November 24, 2005
Wolpe Leading Pick for Seminary Spot
The Forward newspaper has reported that Rabbi David Wolpe of Los Angeles has emerged as a top candidate to head the Jewish Theological Seminary (JTS) in New York.
The Nov. 18 article, "L.A. Rabbi Eyed as Conservative Seminary Head," asserted that "support is mounting for a prominent pulpit rabbi from Los Angeles to become the next chancellor of the Jewish Theological Seminary, after he delivered an enthusiastically received speech last week on the future of Conservative Judaism."
The position of JTS chancellor is widely viewed as the head of the entire Conservative movement, as well as the leader of its flagship institution.
Wolpe of Sinai Temple in Westwood told The Journal that he is flattered by the attention, but that he's also happy with his current job. And that speech, he added, was hardly intended as part of a campaign strategy.
He said he planned his remarks six months ago, before Chancellor Ismar Schorsch announced that he would be retiring next June.
Wolpe's Nov. 10 speech at the seminary, "What Does Conservative Judaism Have to Say to the 21st Century?" argued for changing the name of Conservative Judaism to "Covenantal Judaism," to better encompass the view that rabbinic law is both binding and evolving.
Wolpe's relative youth (he's 47) and charisma have garnered him supporters.
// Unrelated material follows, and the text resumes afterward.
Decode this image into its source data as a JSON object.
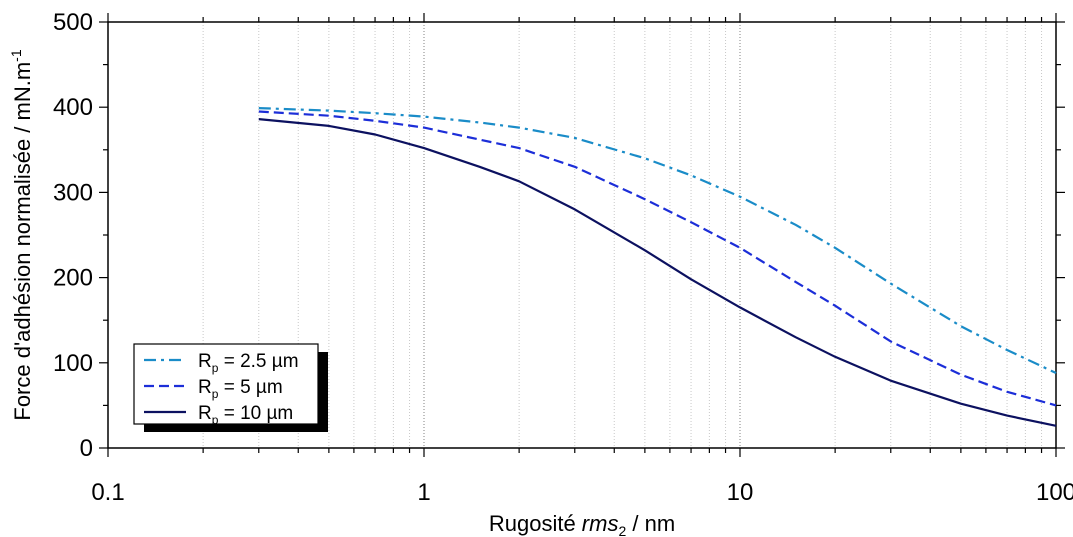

The search committee will make no comments, but other candidates are believed to include Rabbi Gordon Tucker, the rabbi of Temple Israel in White Plains, N.Y., known for his liberal positions, and Jack Wertheimer, the seminary's provost, who, like the more conservative Schorsch, opposes ordaining gay rabbis.
Wolpe has served at Sinai Temple for eight years, and he's known for political adroitness. He has, for example, never publicly stated his position on gays in the rabbinate, an issue of ongoing dispute. On the other hand, Wolpe stirred some controversy of his own in 2001 when he questioned whether the Exodus actually happened in a Passover sermon in front of his congregation.